Toi
de François Delisle

Il y avait un bon bout de temps qu’un film québécois n’avait pas autant divisé l’opinion de nos membres. C’est fait avec TOI, troisième long métrage de François Delisle, qui explore des terrains foulés, entre autres, par Chéreau et Pialat.

Texte : Juliette Ruer
24 iMAG (www.revue24images.com)
Parution : 30 août 2007

Toi

L’expérience n’est pas agréable, mais on peut en parler. TOI est le genre de film sur lequel il n’est pas déplaisant de discuter. Durant le visionnement, pas question d’analyse, on prend le seau d’eau en pleine face. On en sort emballé ou agacé. Le troisième long métrage de François Delisle (le bonheur est une chanson triste) est si âpre qu’il n’y a même pas de place pour un soupir.

En repensant au film, en regardant l’affiche aussi, très belle, on pense un peu à Michel Deville, à Pialat, dans les coins sombres de leur œuvre, et surtout au Zulawski des années 80. La force de TOI réside donc dans ce parti pris d’essentiel. Et là réside également sa faiblesse.

Voici le portrait d’une femme en quête d’absolu qui va sombrer. Une tragédie où le désespoir d’un individu entraîne son entourage dans sa chute. Maris, amant et enfant – et le spectateur dans une certaine mesure - sont dans l’œil du cyclone. Personne n’en sort indemne. Un portrait en noir et grège où les acteurs sont des purs sangs : Anne-Marie Cadieux qui semble souffrir à chaque inspiration, aspire la générosité de son amant (Marc Béland), déclenche la violence d’un époux calme (Laurent Lucas) et déroute un enfant. Tous impeccables et à cran. Seule une voix, anglaise, au bout du téléphone, semble ne rien craindre.

Pas de laisser-aller dans cette œuvre, on va au plus radical, dans le cadre et dans le montage; dans la chair, dans les affrontements, dans le langage gestuel, dans chaque vêtement, dans la couleur des murs comme dans les bruits de la ville, persistants comme un mal de tête. Les dialogues sont plats, le quotidien est oppressant, le sexe est triste. Bref, tout va mal.

Delisle ne filme pas le mal de vivre, mais ses symptômes.
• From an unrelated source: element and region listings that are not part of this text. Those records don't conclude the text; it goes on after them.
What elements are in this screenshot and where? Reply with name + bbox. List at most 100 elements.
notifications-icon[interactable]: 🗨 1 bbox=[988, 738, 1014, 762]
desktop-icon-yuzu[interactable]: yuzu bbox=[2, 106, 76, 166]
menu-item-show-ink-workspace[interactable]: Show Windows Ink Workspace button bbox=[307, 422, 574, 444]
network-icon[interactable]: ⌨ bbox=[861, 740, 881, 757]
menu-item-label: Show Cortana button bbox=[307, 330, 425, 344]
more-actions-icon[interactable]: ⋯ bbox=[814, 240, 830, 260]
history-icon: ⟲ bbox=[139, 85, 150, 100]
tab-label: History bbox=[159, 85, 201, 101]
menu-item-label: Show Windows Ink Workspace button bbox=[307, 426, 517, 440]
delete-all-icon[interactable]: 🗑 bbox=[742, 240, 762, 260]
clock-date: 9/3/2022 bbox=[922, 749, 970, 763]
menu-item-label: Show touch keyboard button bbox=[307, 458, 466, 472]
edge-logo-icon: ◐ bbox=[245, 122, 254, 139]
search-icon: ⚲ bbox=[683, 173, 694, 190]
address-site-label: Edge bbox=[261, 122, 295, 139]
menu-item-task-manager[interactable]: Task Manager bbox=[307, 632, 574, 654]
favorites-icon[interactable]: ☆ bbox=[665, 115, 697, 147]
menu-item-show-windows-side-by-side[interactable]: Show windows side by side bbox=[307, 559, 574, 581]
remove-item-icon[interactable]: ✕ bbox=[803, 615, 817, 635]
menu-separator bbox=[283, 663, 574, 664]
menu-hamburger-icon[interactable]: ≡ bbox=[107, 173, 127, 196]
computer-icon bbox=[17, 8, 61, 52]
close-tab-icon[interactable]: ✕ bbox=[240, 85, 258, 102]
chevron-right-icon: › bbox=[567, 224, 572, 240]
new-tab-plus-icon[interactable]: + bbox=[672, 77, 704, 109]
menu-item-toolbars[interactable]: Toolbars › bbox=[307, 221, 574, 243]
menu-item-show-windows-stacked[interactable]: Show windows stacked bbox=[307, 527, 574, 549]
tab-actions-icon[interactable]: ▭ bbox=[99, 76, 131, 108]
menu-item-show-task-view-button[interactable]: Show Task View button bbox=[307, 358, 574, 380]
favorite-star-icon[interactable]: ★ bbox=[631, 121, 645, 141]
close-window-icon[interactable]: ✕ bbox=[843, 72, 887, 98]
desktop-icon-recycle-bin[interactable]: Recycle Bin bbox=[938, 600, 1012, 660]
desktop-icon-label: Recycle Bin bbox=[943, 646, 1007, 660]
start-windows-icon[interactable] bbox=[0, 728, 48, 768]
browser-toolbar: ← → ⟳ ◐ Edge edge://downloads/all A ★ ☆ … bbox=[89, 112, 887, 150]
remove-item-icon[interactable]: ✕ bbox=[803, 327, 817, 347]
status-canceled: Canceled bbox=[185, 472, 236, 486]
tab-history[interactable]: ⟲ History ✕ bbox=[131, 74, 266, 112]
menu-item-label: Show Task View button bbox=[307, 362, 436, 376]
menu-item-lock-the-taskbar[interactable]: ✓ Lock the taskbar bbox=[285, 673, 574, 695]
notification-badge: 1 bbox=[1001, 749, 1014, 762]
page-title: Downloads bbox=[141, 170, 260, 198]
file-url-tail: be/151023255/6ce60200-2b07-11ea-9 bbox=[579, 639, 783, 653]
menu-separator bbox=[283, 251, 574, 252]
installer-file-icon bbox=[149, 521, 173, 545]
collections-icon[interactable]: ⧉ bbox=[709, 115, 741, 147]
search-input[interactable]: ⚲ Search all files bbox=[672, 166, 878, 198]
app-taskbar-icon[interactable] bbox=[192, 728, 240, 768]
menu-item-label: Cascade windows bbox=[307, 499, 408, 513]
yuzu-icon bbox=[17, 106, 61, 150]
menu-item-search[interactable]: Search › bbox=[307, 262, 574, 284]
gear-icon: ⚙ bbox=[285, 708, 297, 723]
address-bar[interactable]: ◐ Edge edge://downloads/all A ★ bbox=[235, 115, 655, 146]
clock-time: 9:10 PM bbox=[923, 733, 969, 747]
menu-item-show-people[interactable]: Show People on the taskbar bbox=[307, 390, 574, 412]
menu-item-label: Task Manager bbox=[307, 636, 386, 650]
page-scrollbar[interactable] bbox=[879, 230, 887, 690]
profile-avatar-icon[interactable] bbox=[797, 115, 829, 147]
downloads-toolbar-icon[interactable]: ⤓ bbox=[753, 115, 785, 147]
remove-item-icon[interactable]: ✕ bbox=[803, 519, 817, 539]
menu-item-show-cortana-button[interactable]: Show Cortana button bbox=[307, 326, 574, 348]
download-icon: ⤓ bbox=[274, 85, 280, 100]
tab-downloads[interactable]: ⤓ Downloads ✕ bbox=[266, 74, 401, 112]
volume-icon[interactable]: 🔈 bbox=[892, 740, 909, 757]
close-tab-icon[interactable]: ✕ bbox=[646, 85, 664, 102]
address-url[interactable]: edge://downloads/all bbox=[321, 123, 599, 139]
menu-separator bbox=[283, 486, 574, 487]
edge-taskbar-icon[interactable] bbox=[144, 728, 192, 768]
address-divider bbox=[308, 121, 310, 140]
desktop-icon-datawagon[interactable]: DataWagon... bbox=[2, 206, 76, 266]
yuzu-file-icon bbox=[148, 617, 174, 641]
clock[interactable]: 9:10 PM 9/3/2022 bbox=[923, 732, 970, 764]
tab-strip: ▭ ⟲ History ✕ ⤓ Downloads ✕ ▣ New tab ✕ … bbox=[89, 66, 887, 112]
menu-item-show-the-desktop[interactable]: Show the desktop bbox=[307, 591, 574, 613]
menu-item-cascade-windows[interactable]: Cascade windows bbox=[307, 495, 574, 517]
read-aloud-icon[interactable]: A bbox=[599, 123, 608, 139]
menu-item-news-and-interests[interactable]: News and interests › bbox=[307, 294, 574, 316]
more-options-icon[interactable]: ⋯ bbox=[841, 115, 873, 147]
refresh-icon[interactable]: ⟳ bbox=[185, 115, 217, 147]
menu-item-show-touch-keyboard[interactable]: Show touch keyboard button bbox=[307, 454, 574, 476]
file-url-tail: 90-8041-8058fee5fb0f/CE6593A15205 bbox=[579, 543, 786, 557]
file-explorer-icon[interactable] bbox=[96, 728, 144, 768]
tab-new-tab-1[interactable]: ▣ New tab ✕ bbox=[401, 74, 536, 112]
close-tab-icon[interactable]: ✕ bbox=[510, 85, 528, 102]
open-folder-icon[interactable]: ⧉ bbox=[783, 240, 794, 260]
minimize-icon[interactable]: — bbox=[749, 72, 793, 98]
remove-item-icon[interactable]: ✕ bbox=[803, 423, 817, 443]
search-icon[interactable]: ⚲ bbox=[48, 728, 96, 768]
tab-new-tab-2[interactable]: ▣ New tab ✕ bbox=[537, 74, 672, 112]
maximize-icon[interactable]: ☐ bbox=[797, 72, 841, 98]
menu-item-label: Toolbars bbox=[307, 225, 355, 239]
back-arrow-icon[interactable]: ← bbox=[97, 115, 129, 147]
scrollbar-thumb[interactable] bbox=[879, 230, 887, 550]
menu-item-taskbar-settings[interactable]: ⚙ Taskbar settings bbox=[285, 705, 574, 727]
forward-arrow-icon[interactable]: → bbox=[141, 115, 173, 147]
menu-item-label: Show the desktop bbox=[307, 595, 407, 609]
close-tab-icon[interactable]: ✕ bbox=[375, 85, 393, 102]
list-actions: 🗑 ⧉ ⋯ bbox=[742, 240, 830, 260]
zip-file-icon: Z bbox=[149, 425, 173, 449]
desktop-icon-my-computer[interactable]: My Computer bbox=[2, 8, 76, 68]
Le parti pris n’offre ici rien de nouveau dans l’angle, mais pousse si fort dans l’aridité que l’on ne voit plus que la carcasse. C’est le squelette du spleen, exagérément exposé, mis à nu, presque hyper réaliste, dans tous ses moindres ossements et sans rien de temporel. Ceux qui embarquent vont saisir l’humanité qui s’y accroche peut-être. Les autres n’y verront que du vide.

Texte : Rachel Haller
ICI
Parution : 30 août 2007

À corps et à cris

Première image : un couple s’arrache du plaisir dans un corps-à-corps brutal, animal. La lumière blanche, crue, découpe comme un scalpel la chair haletante et pourtant solitaire, La mesure est donnée. Toi ira loin dans son exploration de l’abysse humaine. Plus loin que beaucoup de ses pairs québécois. Et surtout sans concession aucune à la morale et au bon ton trop souvent de mise dans le septième art d’aujourd’hui. D’ailleurs, personne n’a le beau rôle ici. Le mari cocu (Laurent Lucas) perd les pédales. L’amant (Marc Béland) ne peut retenir l’épouse volage. Et elle (Anne-Marie Cadieux), elle s’abîme dans une quête de(s) sens parfaitement égotiste.

Chaque parcelle de son sexe offert avec frénésie tend à reconquérir l’unicité perdue. Mais elle s’égare toujours davantage. Chaque fois plus étrangère à elle-même et aux autres. Chaque fois plus loin de ce moi et de ce toi. De fait, à l’inverse de la protagoniste (aussi campée par Anne-Marie Cadieux) du précédent opus de François Delisle. Dans Le Bonheur, c’est une chanson triste, l’errance ramenait au plein, Là, elle résulte du vide. Un vide creusé par la violence des corps perdus. Un vide laissé en suspension. Car le réalisateur assume jusqu’au bout son refus d’embellir et de simplifier la complexité du rapport à soi et au monde.

D’ailleurs, ce coup de maître ne fait que confirmer l’audace et la singularité du regard augurées par Le Bonheur… La caméra se montre cette fois plus (trop ?) sage, mais l’on retrouve la même liberté de ton, la même acuité, en plus raffiné. Sans conteste, François Delisle est un grand. Espérons que lejury du FFM, où le film est présenté en compétition, saura reconnaître son talent tout comme celui du trio d’acteurs absolument époustouflant.